For detailed guidance on securing WordPress plugins and correctly implementing the Settings API, I recommend consulting the WordPress Developer Resources on Plugin Security.

Research Findings
Static analysis — not yet PoC-verified

Summary

The Laiser Tag plugin for WordPress is vulnerable to Cross-Site Request Forgery (CSRF) because it fails to validate security nonces during settings updates.
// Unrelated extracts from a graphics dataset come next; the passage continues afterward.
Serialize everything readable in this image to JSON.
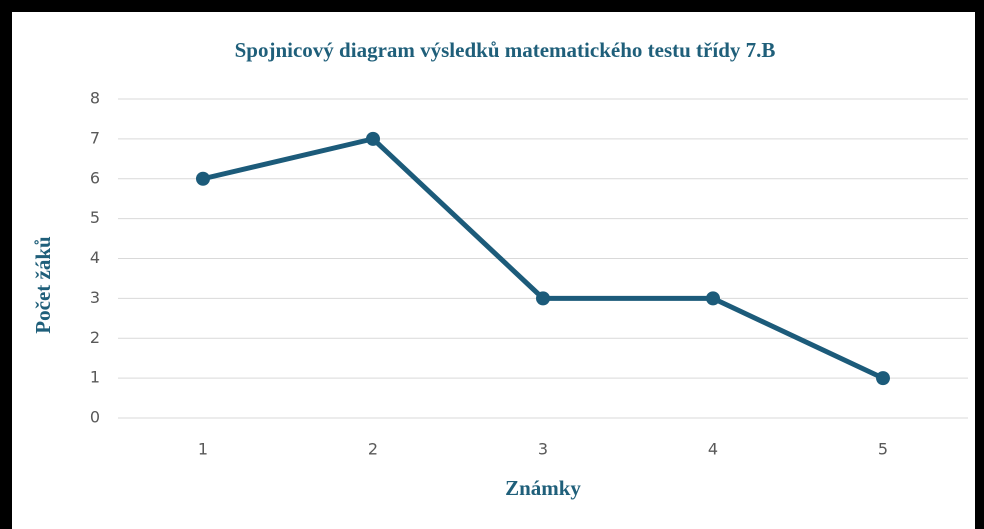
{
  "chart_data": {
    "type": "line",
    "title": "Spojnicový diagram výsledků matematického testu třídy 7.B",
    "x_label": "Známky",
    "y_label": "Počet žáků",
    "categories": [
      "1",
      "2",
      "3",
      "4",
      "5"
    ],
    "series": [
      {
        "name": "Počet žáků",
        "color": "#1c5b7a",
        "values": [
          6,
          7,
          3,
          3,
          1
        ]
      }
    ],
    "ylim": [
      0,
      8
    ],
    "yticks": [
      0,
      1,
      2,
      3,
      4,
      5,
      6,
      7,
      8
    ],
    "grid": true
  }
}
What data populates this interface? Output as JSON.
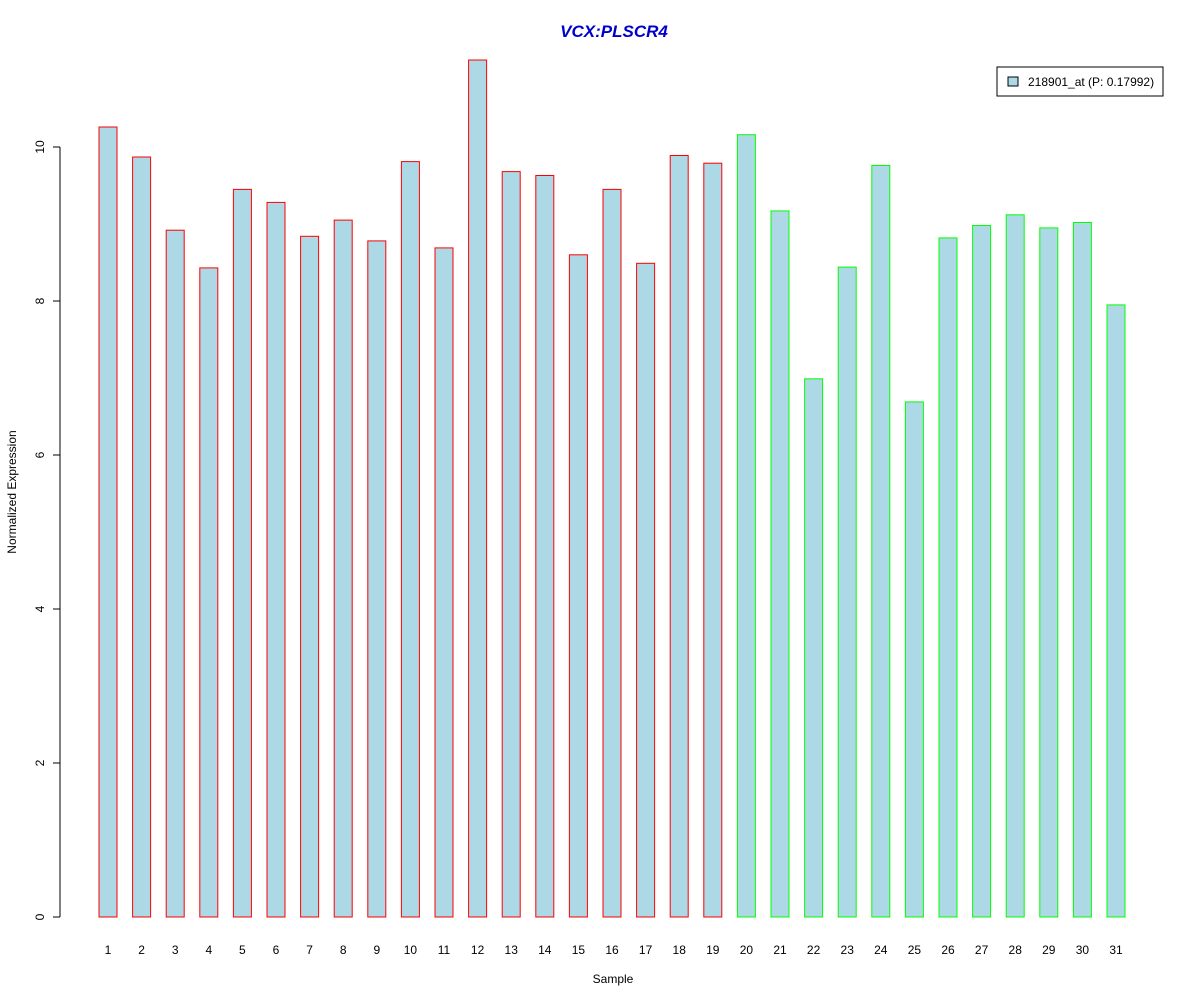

This allows unauthenticated attackers to modify plugin configurations—including API keys, tag blacklists, and relevance thresholds—by tricking a site administrator into clicking a malicious link or visiting a crafted page.

Vulnerable Code

// laiser-tag.php or admin/class-laiser-tag-admin.php
public function addOptionsPageFields() {
    if (isset($_POST['submit'])) {
        // No check_admin_referer() or wp_verify_nonce() call here
        update_option('laiser_tag_api_key', sanitize_text_field($_POST['api_key']));
        update_option('laiser_tag_blacklist', sanitize_text_field($_POST['tag_blacklist']));
        update_option('laiser_tag_relevance_threshold', intval($_POST['relevance_threshold']));
        update_option('laiser_tag_batch_size', intval($_POST['batch_size']));
        // ... (other setting updates)
    }
}

Security Fix

--- laiser-tag.php
+++ laiser-tag.php
@@ -10,6 +10,10 @@
 public function addOptionsPageFields() {
     if (isset($_POST['submit'])) {
+        if (!isset($_POST['_wpnonce']) || !wp_verify_nonce($_POST['_wpnonce'], 'laiser_tag_settings_save')) {
+            wp_die('Security check failed');
+        }
+
         update_option('laiser_tag_api_key', sanitize_text_field($_POST['api_key']));
         update_option('laiser_tag_blacklist', sanitize_text_field($_POST['tag_blacklist']));
@@ -25,4 +29,5 @@
     <form method="post" action="">
+        <?php wp_nonce_field('laiser_tag_settings_save'); ?>
         <input type="text" name="api_key" value="<?php echo get_option('laiser_tag_api_key'); ?>">
         <!-- ... -->

Exploit Outline

1. **Identify Target Endpoint**: Locate the admin settings page for Laiser Tag, typically found at `/wp-admin/admin.php?page=laiser-tag`. 2. **Construct Malicious Form**: Create an HTML document with a hidden form that targets the settings endpoint using the POST method. 3. **Define Payload**: Include the necessary plugin settings parameters in the form (e.g., `api_key`, `tag_blacklist`, `relevance_threshold`, `batch_size`). Set these to attacker-controlled values. 4. **Trigger Submission**: Add a script to the document that automatically submits the form (`document.forms[0].submit()`) when the page loads. 5. **Social Engineering**: Host the HTML document and trick a logged-in WordPress administrator into visiting the link. When they do, their browser sends the authenticated POST request to the plugin's settings handler, updating the configuration.